Here are some examples that use the question mark as a wildcard:
  • In the following FILENAME statement, the stand-alone question mark concatenates all of the files (in the specified directory) that have a one-character filename.
    filename test '/u/userid/data/?';
  • In the following INCLUDE statement, the leading question mark includes all of the files (in the specified directory) that have filenames that are nine characters long and end with test.dat.
     include '/u/userid/data/?test.dat';
  • In the following INCLUDE statement, the trailing question mark includes all of the files (in the specified directory) that have filenames that are five characters long and begin with test.
     include '/u/userid/data/test?';
  • In the following INFILE statement, the embedded question mark inputs all of the files (in the specified directory) with filenames that are ten characters long, begin with test, and end with file.
     infile '/u/userid/data/test??file';
Square brackets provide a match to all characters that are found in the list enclosed by the brackets that appear in the corresponding relative position in the pathname. The list can be specified as a string of characters or as a range. A range is defined by a starting character and an ending character separated by a hyphen (-).
The interpretation of what is included between the starting and ending characters is controlled by the value of the LC_COLLATE variable of the locale that is being used by UNIX System Services. Attempting to include both uppercase and lowercase characters, or both alphabetic characters and digits in a range, increases the risk of unexpected results. The risk can be minimized by creating a list with multiple ranges and limiting each range to one of the following sets:
  • a set of lowercase characters
  • a set of uppercase characters
  • a set of digits
Here are some examples of using square brackets as wildcard characters:
  • In the following FILENAME statement, the bracketed list sets up a fileref that concatenates any files (in the specified directory) that are named a, b, or c and that exist.
    filename test '/u/userid/data/[abc]';
  • In the following INCLUDE statement, the leading bracketed list includes all of the files (in the specified directory) that have filenames that are nine characters long, start with m, n, o, p, or z, and end with test.dat.
    include '/u/userid/data/[m-pz]test.dat';
  • In the following INCLUDE statement, the trailing bracketed list includes all files (in the specified directory) with filenames that are five characters long, begin with test, and end with a decimal digit.
    include '/u/userid/data/test[0-9]';
  • In the following INCLUDE statement, the embedded bracketed list inputs all files (in the specified directory) with filenames that are ten characters long, begin with test, followed by an upper or lower case a, b, or c, and end with file.
    infile '/u/userid/data/test[a-cA-C]file'; 
The backslash is used as an escape character. It indicates that the character that it precedes should not be used as a wildcard.
All of the pathnames in a concatenation must be for USS files or directories. If your program reads data from different types of files in the same DATA step, then you can use the EOF= option in each INFILE statement to direct program control to a new INFILE statement after each file has been read. For more information about the EOF= option of the INFILE statement, see SAS Statements: Reference. A wildcard character that generates a list of mixed file types results in an error.
Wildcards that you use when you pipe data from SAS to USS commands are not expanded within the SAS session, but they are passed directly to the USS commands for interpretation.
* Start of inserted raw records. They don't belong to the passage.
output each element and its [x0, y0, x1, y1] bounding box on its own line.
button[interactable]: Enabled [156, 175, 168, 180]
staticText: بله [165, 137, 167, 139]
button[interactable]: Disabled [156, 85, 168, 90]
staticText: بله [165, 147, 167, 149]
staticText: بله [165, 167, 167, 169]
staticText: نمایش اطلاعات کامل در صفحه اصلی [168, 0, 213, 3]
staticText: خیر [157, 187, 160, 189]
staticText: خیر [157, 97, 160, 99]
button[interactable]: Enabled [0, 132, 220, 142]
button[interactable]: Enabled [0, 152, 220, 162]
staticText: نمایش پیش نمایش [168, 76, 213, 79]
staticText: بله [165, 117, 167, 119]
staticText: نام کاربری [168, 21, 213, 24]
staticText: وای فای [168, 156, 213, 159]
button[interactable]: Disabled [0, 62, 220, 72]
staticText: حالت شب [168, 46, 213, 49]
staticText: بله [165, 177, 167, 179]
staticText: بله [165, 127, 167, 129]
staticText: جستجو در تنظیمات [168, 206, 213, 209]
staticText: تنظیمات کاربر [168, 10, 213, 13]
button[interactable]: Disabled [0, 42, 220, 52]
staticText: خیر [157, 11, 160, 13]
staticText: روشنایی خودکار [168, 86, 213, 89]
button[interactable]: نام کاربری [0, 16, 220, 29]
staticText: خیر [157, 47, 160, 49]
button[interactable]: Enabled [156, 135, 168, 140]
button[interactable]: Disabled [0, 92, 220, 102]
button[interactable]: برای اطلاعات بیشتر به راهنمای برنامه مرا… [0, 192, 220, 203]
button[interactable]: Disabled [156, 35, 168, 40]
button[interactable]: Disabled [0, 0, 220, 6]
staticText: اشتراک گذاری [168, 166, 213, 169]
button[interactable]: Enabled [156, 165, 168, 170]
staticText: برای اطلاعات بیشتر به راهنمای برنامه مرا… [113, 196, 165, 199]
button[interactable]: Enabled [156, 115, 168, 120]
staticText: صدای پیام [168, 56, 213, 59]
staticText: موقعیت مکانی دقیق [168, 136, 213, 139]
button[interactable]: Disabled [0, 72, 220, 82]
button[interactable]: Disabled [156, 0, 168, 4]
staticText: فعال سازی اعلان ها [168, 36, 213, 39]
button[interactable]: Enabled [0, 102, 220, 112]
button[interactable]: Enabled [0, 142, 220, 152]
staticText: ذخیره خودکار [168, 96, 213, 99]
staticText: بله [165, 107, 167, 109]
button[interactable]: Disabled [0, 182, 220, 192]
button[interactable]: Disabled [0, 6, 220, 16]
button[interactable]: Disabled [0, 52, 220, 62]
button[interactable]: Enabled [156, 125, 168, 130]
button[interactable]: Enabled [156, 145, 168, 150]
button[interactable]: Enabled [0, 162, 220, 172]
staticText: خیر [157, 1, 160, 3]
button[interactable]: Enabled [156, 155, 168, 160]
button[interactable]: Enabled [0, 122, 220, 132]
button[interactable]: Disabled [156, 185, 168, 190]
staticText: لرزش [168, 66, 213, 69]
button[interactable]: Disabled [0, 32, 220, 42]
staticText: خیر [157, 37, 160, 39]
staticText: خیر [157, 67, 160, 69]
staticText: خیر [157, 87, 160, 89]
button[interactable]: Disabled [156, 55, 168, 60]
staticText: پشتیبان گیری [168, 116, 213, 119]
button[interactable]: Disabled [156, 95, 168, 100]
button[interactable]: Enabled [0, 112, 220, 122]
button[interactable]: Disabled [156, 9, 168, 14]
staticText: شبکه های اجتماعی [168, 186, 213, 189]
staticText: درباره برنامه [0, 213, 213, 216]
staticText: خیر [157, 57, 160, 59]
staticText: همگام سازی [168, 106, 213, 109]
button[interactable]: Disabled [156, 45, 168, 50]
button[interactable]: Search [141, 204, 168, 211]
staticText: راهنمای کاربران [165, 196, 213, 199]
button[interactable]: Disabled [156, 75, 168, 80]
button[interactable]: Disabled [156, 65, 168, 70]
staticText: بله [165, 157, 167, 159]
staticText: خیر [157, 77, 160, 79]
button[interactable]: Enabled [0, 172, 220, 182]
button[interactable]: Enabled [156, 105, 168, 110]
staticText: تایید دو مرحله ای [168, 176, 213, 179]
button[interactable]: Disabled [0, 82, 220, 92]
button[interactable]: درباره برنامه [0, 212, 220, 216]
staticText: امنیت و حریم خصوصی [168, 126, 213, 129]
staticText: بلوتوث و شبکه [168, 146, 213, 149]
Accessing a Particular File in a UNIX System Services Directory

If you have associated a fileref with a USS directory or with a concatenation of USS directories, then you can open a particular file in the directory for reading or writing by using an INFILE or FILE statement in the following form:
infile fileref(file);
file fileref(file);
This form is referred to as aggregate syntax. If you do not enclose file in quotation marks, and the filename does not already contain an extension, then SAS appends a file extension to the filename. In the windowing environment commands INCLUDE and FILE, and with the %INCLUDE statement, the file extension is .sas. In the INFILE and FILE statements, the file extension is .dat.
If a filename is in quotation marks, or if it has a file extension, SAS uses the filename as it is specified. If the filename is not in quotation marks, and if it does not have a file extension, SAS converts the filename to lowercase before it accesses the file.
If the file is opened for input, then SAS searches all of the directories that are associated with the fileref in the order in which they appear in the FILENAME statement or FILENAME function. If the file is opened for output, SAS creates the file in the first directory that was specified. If the file is opened for updating but does not exist, SAS creates the file in the first directory.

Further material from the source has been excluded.